« La frénésie sécuritaire Retour à l’ordre moral et nouveau contrôle social », sous la direction de Laurent Mucchielli

Les années 1997-2002 furent celles du « tournant sécuritaire », marqué par la surenchère électorale sur le thème de l’insécurité. Mais, depuis 2002, la France est engagée dans une véritable « frénésie sécuritaire », qui n’a fait que s’aggraver depuis l’élection présidentielle de 2007.
Chasse aux étrangers sans papiers, internement prolongé d’adultes et d’enfants en zones de rétention, multiplication des infractions et des sanctions, remise en cause de la justice des mineurs, atteinte à certaines libertés au nom de la lutte antiterroriste, pression croissante du pouvoir politique sur les magistrats, explosion de la population carcérale, mais aussi abandon de la police de proximité, recours croissant au fichage, à la vidéosurveillance et à la biométrie, montée en puissance des technologies et des doctrines d’origine militaire.
Les auteurs de ce livre, spécialistes reconnus dans leurs domaines, décryptent les facettes de cette frénésie, ses origines idéologiques et sa mise en scène médiatique. À partir de leurs recherches, études et enquêtes, ils montrent qu’elle ne répond pas à la demande de sécurité des populations et alertent sur l’avènement possible d’une nouvelle « société sécuritaire ».

présentation des éditions La Découverte


Collection : sur le vif
Edition : la Découverte
Mars 2008
136 pages
10 €

le commentaire de Jean-François CHALOT

L’enfer sécuritaire


Dix spécialistes, indépendants et reconnus pour leur maîtrise du sujet nous expliquent la genèse de cette politique sécuritaire et ses différents aspects….

Le « tournant sécuritaire » ne vient pas hier, il a commencé en 1997-2002 au moment où la gauche détenait les leviers législatifs mais il est vrai que Sarkozy premier flic de France a été un maître en la demeure, surclassant tous ses concurrents.

Pour Jean Chazal, magistrat et l’un des pionniers d’une justice « protectionniste » : « Quand un enfant vole un vélo, ce n’est pas au vélo qu’il faut s’intéresser mais à l’enfant ».

Pour l’hôte de l’Elysée, ce qui prime c’est de lutter contre la délinquance sans s’embarrasser de considérants psychologiques et éducatifs, c’est le règne du populisme pénal contre les jeunes qui ne restent pas dans les clous.

L’ère de la réflexion et du respect du droit de l’enfant est révolu. Quel intérêt de traiter indifféremment la délinquance « initiatique » des transgressions d’adolescents, la délinquance « pathologique » ou la délinquance « d’exclusion » !

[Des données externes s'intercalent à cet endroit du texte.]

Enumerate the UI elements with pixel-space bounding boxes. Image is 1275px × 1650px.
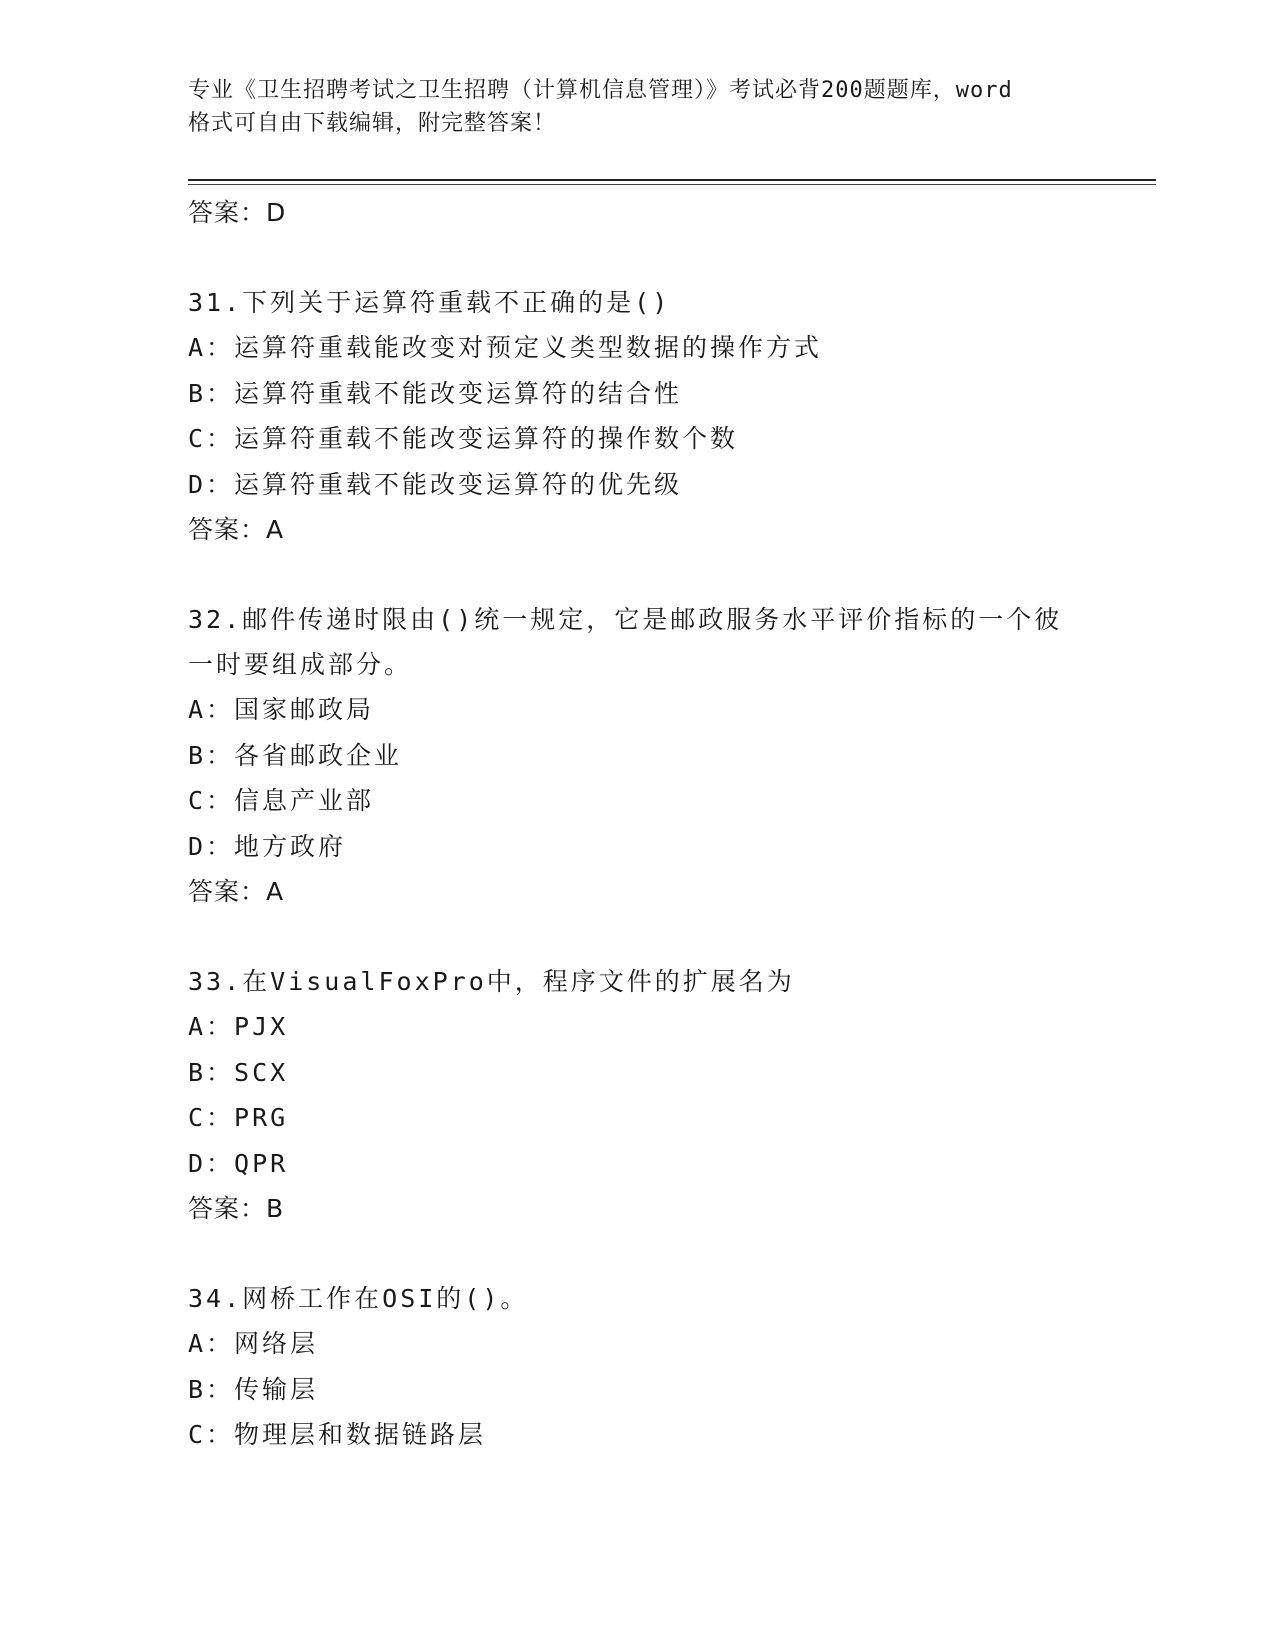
option-c: C：运算符重载不能改变运算符的操作数个数 [188,424,739,453]
option-d: D：QPR [188,1148,289,1178]
question-stem: 33.在VisualFoxPro中，程序文件的扩展名为 [188,967,795,996]
option-b: B：各省邮政企业 [188,740,403,770]
option-d: D：运算符重载不能改变运算符的优先级 [188,469,683,499]
option-b: B：SCX [188,1057,289,1087]
option-c: C：PRG [188,1103,289,1132]
question-stem: 31.下列关于运算符重载不正确的是() [188,288,671,317]
header-line-1: 专业《卫生招聘考试之卫生招聘（计算机信息管理）》考试必背200题题库，word [188,78,1013,103]
page-header [188,74,1088,140]
question-stem-continued: 一时要组成部分。 [188,650,413,679]
option-a: A：国家邮政局 [188,695,375,724]
option-d: D：地方政府 [188,831,347,861]
question-list [188,190,1108,1458]
question-stem: 32.邮件传递时限由()统一规定，它是邮政服务水平评价指标的一个彼 [188,605,1063,634]
option-b: B：传输层 [188,1374,319,1404]
header-rule-thin [188,184,1156,185]
answer-line: 答案：B [188,1194,285,1223]
header-rule-thick [188,179,1156,181]
option-a: A：运算符重载能改变对预定义类型数据的操作方式 [188,333,823,362]
option-c: C：物理层和数据链路层 [188,1420,487,1449]
question-32 [188,597,1108,914]
answer-line: 答案：A [188,515,285,544]
question-34 [188,1276,1108,1458]
option-a: A：PJX [188,1012,289,1041]
option-a: A：网络层 [188,1329,319,1358]
question-33 [188,959,1108,1231]
question-31 [188,280,1108,552]
option-c: C：信息产业部 [188,786,375,815]
spacer [188,235,1108,280]
question-stem: 34.网桥工作在OSI的()。 [188,1284,529,1313]
option-b: B：运算符重载不能改变运算符的结合性 [188,378,683,408]
spacer [188,552,1108,597]
answer-line: 答案：D [188,198,287,227]
answer-line: 答案：A [188,877,285,906]
header-line-2: 格式可自由下载编辑，附完整答案！ [188,111,557,136]
spacer [188,1231,1108,1276]
spacer [188,914,1108,959]
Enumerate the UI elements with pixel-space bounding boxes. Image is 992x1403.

Il faut éradiquer au plus vite toute cette « insécurité » qu’elle soit réelle ou exagérée, faire du chiffre, quitte d’ailleurs à triturer les données en fonction des objectifs fixés !

Les contributeurs décortiquent cette politique sécuritaire et dévoilent les enjeux, qu’il s’agisse de la remise en cause de la spécificité du droit des mineurs ou des garanties en termes de défense assurée aux justiciables.

Les résultats de cette politique dite de protection sont maigres et d’ailleurs des magistrats voire même des policiers expriment leur inquiétude devant ce tout sécuritaire qui remet en cause tout le dispostif d’articulation entre la prévention et la répression.

La chasse à l’enfant d’immigré est ouverte, au mépris des principes inscrits dans les textes internationaux signés par la France.

Pour parvenir à obtenir une immigration économique « choisie » et pour se débarrasser de l’immigration de droits fondamentaux, le gouvernement précarise les immigrés «  en réduisant la délivrance de cartes de résident( de dix ans) au profit des cartes de séjour temporaire ( d’un an) » «  La fabrique à sans-papiers », déjà brutale au temps des lois Pasqua et Debré, tourne comme jamais, à plein régime... »

Le réquisitoire des dix auteurs est implacable.

Malheureusement, rien n’est exagéré :

Tout l’arsenal judiciaire construit à la va-vite sans évaluation, le fichage systématique, le développement de la vidéosurveillance, la suppression de la police de proximité et l’utilisation des technologies d’origine militaire constituent un ensemble cohérent conduisant à un enfer sécuritaire.

Cette frénésie liberticide doit être combattue.